The Bryan Fuller(Dead Like Me, Pushing Daisies) and Bryan Singer (X-Men, House) Munsters reboot, which is now called Mockingbird Lane, has cast Eddie Izzard as Grandpa (read the article HERE). That means it’s moving forward and will likely start production soon.
I'm not looking forward to it.
I have to be frank; I haven’t liked what I’ve heard about this show so far. The show is an hour long dramedy (hour long drama with some comedy) and the characters will look normal as they try and fit in with the rest of the world. That means none of the iconic makeup that made the original show stand out.
The charm of The Munsters was that they did stand out against what was considered “normal” suburban Americans of the mid-1960s. Still, they didn’t conform and change themselves to fit in. What is a better social message, “be yourself” or “change yourself to fit in”?
(There are also people out there that say The Munsters was a commentary on racial discrimination in the 1960s, but that’s a blog post for another time.)

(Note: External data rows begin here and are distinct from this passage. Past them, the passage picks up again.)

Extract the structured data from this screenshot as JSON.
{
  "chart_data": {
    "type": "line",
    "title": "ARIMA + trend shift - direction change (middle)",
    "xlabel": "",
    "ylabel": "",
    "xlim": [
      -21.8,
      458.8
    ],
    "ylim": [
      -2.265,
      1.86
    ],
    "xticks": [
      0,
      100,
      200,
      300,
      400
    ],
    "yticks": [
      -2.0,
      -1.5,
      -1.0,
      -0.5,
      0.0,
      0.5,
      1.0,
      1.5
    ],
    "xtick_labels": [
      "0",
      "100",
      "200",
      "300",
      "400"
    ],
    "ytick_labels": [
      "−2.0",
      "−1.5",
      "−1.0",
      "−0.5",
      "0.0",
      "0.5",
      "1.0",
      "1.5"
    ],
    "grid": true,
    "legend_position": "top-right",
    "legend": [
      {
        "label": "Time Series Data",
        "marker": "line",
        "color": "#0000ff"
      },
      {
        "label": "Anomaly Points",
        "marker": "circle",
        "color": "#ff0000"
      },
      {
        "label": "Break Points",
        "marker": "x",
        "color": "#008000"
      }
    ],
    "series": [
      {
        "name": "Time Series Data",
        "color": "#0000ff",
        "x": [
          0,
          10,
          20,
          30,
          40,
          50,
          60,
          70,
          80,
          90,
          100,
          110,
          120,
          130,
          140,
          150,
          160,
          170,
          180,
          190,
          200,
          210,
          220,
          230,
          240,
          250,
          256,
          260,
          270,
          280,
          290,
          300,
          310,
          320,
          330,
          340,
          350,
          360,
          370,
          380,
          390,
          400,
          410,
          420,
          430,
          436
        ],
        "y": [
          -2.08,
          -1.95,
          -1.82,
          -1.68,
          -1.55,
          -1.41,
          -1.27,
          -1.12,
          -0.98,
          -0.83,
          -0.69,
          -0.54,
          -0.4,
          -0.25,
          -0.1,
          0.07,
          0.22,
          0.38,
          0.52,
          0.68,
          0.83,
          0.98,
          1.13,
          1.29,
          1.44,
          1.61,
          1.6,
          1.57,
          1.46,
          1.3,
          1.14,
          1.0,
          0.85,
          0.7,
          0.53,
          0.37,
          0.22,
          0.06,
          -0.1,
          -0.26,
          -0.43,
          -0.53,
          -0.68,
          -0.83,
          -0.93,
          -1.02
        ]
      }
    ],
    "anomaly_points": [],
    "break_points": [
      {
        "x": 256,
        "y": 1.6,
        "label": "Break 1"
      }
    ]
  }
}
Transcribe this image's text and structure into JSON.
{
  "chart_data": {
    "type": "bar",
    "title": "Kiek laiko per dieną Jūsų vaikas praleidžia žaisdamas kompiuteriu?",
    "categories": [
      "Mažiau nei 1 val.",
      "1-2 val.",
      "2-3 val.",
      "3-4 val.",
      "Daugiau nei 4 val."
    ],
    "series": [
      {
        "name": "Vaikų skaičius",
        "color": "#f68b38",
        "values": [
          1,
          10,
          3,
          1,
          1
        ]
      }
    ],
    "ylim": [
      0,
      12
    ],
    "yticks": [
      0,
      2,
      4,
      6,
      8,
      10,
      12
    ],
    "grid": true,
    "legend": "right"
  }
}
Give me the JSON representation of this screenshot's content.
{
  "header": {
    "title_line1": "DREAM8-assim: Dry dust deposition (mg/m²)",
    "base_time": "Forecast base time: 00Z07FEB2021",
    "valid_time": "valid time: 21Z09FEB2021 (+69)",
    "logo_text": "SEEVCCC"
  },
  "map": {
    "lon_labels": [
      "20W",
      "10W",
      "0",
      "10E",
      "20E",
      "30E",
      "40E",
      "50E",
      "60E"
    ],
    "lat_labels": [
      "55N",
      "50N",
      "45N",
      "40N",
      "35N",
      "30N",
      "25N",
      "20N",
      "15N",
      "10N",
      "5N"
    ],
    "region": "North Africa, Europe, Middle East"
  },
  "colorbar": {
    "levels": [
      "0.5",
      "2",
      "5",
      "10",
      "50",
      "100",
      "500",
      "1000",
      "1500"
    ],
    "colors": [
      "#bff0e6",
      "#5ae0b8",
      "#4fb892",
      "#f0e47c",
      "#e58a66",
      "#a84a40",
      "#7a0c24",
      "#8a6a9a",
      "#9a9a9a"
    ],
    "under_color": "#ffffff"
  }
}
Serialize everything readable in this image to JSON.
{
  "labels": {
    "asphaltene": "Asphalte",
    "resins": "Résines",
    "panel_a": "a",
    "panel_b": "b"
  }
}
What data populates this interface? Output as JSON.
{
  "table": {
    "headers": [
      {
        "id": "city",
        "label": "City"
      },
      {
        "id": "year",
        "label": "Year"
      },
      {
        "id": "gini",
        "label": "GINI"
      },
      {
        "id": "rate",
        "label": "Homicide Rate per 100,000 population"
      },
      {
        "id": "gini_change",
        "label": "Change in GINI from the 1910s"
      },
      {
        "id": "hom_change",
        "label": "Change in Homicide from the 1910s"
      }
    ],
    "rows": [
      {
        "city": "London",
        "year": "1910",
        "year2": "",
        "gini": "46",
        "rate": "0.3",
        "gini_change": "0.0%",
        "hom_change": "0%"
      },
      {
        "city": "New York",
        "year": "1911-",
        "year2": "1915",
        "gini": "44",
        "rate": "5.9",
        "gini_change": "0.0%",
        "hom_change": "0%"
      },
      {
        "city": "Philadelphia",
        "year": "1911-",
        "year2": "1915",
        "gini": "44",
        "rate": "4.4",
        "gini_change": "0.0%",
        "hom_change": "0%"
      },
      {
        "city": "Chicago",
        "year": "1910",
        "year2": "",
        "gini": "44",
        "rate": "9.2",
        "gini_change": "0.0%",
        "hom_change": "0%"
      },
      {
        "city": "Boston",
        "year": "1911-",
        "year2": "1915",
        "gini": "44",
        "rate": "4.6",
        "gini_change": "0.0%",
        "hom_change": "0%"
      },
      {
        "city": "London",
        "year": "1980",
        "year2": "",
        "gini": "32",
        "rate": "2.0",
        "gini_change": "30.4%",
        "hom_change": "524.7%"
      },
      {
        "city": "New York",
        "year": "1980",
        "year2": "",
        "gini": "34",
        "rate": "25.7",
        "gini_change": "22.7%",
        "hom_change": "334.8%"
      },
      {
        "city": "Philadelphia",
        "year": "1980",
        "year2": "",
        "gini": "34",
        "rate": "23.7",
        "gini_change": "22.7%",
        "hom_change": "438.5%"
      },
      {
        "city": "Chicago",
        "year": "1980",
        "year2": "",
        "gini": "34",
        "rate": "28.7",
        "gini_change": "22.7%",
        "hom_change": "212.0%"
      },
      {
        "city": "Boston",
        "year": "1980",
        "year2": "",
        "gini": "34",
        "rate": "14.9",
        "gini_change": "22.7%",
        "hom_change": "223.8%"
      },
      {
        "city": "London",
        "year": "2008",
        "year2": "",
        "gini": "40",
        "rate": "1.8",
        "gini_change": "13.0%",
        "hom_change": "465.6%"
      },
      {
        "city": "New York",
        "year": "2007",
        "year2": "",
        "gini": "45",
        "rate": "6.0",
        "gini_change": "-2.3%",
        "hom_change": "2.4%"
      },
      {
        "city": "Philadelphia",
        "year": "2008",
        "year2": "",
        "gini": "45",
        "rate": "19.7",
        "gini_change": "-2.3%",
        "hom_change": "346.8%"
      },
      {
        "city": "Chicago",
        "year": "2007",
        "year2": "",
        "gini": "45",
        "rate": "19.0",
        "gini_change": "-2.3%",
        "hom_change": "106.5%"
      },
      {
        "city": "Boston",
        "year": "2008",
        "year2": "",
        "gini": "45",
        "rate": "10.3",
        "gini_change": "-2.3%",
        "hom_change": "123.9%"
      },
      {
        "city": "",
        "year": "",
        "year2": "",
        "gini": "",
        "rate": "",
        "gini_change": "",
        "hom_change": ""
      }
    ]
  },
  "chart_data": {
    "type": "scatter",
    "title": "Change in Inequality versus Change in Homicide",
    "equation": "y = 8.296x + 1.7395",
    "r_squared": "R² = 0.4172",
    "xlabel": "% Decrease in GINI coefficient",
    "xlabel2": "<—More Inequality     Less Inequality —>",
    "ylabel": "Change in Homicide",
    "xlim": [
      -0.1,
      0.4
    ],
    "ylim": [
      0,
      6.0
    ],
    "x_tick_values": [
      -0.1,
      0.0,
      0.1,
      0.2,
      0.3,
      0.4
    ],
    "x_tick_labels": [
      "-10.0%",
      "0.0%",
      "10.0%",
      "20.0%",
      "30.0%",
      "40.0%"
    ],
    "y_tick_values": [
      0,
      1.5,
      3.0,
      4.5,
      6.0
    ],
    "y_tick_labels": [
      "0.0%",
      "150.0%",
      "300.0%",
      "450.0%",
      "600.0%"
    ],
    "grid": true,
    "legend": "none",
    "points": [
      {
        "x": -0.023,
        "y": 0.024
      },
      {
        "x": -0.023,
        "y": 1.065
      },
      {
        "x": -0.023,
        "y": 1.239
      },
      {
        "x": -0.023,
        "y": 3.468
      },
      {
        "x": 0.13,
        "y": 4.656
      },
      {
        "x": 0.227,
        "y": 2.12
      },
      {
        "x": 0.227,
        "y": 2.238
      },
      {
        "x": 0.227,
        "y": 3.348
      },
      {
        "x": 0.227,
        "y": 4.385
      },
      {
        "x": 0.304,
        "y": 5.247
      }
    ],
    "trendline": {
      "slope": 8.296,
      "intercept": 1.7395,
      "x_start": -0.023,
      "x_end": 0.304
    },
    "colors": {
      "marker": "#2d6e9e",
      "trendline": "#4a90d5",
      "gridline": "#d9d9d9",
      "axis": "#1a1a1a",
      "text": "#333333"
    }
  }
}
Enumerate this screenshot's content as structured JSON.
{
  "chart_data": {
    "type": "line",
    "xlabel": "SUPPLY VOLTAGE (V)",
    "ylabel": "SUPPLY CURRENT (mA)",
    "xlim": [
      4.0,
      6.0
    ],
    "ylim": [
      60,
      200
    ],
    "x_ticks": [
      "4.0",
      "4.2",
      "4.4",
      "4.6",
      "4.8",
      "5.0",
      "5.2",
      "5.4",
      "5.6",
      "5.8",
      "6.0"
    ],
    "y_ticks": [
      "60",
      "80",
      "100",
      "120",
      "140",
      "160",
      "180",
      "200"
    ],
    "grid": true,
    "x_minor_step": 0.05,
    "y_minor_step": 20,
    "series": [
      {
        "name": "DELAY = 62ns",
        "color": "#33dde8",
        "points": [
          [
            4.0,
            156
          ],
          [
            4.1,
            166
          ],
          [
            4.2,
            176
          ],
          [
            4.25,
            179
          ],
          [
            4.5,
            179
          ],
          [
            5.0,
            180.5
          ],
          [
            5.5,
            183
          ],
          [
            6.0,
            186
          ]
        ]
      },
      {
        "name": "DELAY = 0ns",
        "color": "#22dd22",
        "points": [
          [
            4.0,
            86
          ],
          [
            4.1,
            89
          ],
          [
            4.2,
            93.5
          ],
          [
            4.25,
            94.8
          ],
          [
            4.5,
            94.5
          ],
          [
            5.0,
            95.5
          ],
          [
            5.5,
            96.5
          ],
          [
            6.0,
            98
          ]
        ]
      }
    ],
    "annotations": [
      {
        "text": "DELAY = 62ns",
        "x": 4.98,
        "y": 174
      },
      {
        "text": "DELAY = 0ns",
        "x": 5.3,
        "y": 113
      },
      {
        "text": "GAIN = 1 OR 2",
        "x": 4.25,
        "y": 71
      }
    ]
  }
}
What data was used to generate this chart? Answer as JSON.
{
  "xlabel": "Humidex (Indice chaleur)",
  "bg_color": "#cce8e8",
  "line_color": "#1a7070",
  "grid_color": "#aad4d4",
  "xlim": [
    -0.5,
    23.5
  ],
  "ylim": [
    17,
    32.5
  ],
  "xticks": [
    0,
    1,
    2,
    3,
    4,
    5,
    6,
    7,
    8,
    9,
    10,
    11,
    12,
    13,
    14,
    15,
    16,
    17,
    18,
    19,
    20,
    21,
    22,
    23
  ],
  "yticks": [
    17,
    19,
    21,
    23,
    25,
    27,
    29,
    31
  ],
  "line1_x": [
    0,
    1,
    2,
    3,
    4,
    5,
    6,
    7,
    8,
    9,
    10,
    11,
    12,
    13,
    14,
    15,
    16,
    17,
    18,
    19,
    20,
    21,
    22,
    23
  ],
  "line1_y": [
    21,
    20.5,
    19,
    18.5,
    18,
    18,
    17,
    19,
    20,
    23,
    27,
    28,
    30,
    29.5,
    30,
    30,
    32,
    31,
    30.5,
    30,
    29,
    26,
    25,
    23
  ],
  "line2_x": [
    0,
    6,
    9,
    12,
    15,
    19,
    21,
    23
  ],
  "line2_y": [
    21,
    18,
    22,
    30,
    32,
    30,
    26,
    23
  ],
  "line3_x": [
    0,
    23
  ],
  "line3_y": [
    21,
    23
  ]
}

Another problem I have with the whole “monsters trying to fit in” concept is the BBC’s BEING HUMAN ALREADY DID IT, AND DID IT BETTER. We already have an Americanized Being Human on SYFY, we don’t need another one.
Network TV seems to like to keep their monsters in the closet. NBC’s Grimm, about a monster hunter, has the monsters in human form most of the time. When’s the last time you saw a monster, as a monster the whole time, on a TV show? The last ones I remember are Lorne and Illyria (who was only in part of the last season) on Angel, the Buffy The Vampire Slayer spin off. And that went off the air in 2004. Even in recent science fiction, aliens and monsters are few and far apart. Firefly and the rebooted Battlestar Galactica ditched all the aliens for all human universes. Sure Galactica had Cylons, but even most of the Cylons looked human.
As a genre fan, I want my monsters to be seen. I want to see fantastic creatures on the screen, not homogenized every day looking people. We all know the “monster hiding as a human” isn’t a clever metaphor devised by the writers to get across a point about society; it’s a cheap way to save money on production.